We are highly disappointed with this decision. The human health costs of delay are much bigger than the concerns cited by the City to justify the setback.

To recap this latest delay, the city learned that the LEEP program incentives which provide discounts on battery-powered landscape tools will not be available to residents (i.e., consumers) after a city’s ordinance takes effect. Rather than make another push to publicize it in the months leading up to January 1, the City held off on the outreach which the council’s June ordinance directed them to do—and then at the November meeting cited the minimal time remaining as a reason for delaying the ordinance.

Anyone who walks our city’s neighborhoods can see that very few homeowners use gas-powered leaf blowers anymore. Nearly every time one is fouling the air we breathe there’s a landscape company’s truck out front. That’s because consumer-grade battery blowers have been highly affordable for years, and a resident doesn’t need multiple batteries to do their own yard.

What’s more, it’s small business owners which council members had expressed concern for in the phase-out of gas-powered tools, not homeowners—which is why our group put so much effort into lobbying for and then publicizing those commercial incentives. The city’s ordinance would not put a pause to those at all—they will still be available after the ordinance goes into effect.

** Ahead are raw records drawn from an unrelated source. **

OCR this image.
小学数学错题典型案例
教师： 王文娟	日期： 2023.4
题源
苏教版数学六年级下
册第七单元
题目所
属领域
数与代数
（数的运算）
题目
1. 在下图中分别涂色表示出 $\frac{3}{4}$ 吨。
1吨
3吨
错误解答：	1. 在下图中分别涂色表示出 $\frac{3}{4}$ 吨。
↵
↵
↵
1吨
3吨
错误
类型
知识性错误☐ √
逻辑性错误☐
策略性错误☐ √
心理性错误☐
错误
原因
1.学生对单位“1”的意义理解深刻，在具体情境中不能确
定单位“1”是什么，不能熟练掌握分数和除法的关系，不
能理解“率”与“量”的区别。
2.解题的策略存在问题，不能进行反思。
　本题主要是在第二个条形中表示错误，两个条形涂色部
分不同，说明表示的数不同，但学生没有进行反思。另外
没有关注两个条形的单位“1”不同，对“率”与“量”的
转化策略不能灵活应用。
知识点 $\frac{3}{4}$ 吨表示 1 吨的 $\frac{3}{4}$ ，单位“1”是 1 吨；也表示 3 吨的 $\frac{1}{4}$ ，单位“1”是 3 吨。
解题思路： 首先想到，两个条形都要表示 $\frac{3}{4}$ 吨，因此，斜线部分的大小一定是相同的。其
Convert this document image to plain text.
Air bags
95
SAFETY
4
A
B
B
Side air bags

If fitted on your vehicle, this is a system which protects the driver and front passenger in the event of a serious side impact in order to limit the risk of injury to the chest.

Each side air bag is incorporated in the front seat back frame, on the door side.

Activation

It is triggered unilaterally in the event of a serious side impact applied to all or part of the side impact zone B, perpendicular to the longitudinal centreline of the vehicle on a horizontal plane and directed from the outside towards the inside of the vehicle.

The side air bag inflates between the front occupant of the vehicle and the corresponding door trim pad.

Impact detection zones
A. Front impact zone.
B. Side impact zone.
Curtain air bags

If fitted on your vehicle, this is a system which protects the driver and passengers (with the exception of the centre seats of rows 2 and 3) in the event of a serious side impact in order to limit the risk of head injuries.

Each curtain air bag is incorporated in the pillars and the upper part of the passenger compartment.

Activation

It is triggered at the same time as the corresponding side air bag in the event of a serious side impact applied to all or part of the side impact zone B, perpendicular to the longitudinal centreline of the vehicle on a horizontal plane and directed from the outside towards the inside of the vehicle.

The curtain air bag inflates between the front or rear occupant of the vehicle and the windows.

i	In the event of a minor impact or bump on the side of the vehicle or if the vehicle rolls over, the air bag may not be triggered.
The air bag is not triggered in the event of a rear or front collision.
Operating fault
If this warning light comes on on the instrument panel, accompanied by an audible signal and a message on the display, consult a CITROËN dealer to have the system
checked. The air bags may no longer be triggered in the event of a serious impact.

But the sunset of the residential rebates prompted the City to put the brakes on the whole thing.

Policy decisions are always a matter of trade-offs. Delaying the entire ordinance so an unknown number of relatively affluent homeowners can continue to access a government incentive—which has been available for over a year—puts a small value on the health and other impacts which moved the council to pass the ordinance in the first place.

The City’s own Climate Action Plan calls for them to start phasing out all “small off-road engines” in 2024, a class which includes the very dirtiest engines in landscape maintenance, construction, and other sectors. This setback means the City will blow past their own deadline to get started on even one of these, the gas-powered leaf blower, maybe the dirtiest one of them all.

We won’t repeat here all the costs to health, clean air, equity, and workplace safety we’ve been stressing for years now. At times it seems like our City staff and leaders understand—their messaging on climate action and health in all policies sparkles with support for leadership and action. (How many times have you heard, “Santa Cruz is a leader on …”? Our map shows all the California cities that have done this already, many of them years ago.)

And then we see those priorities fall at the feet of a footnote in an incentive program. The subsidy that was designed to grease the wheels of the transition to a cleaner city is wrapped around the axle and putting that transition farther into the future.

As the new date for implementation of the ordinance approaches—July 1, 2025—will the City ask the council to consider yet another delay or even the repeal of the ordinance? 

We need to be ready to stand up and show up, in person, at any such future council meeting.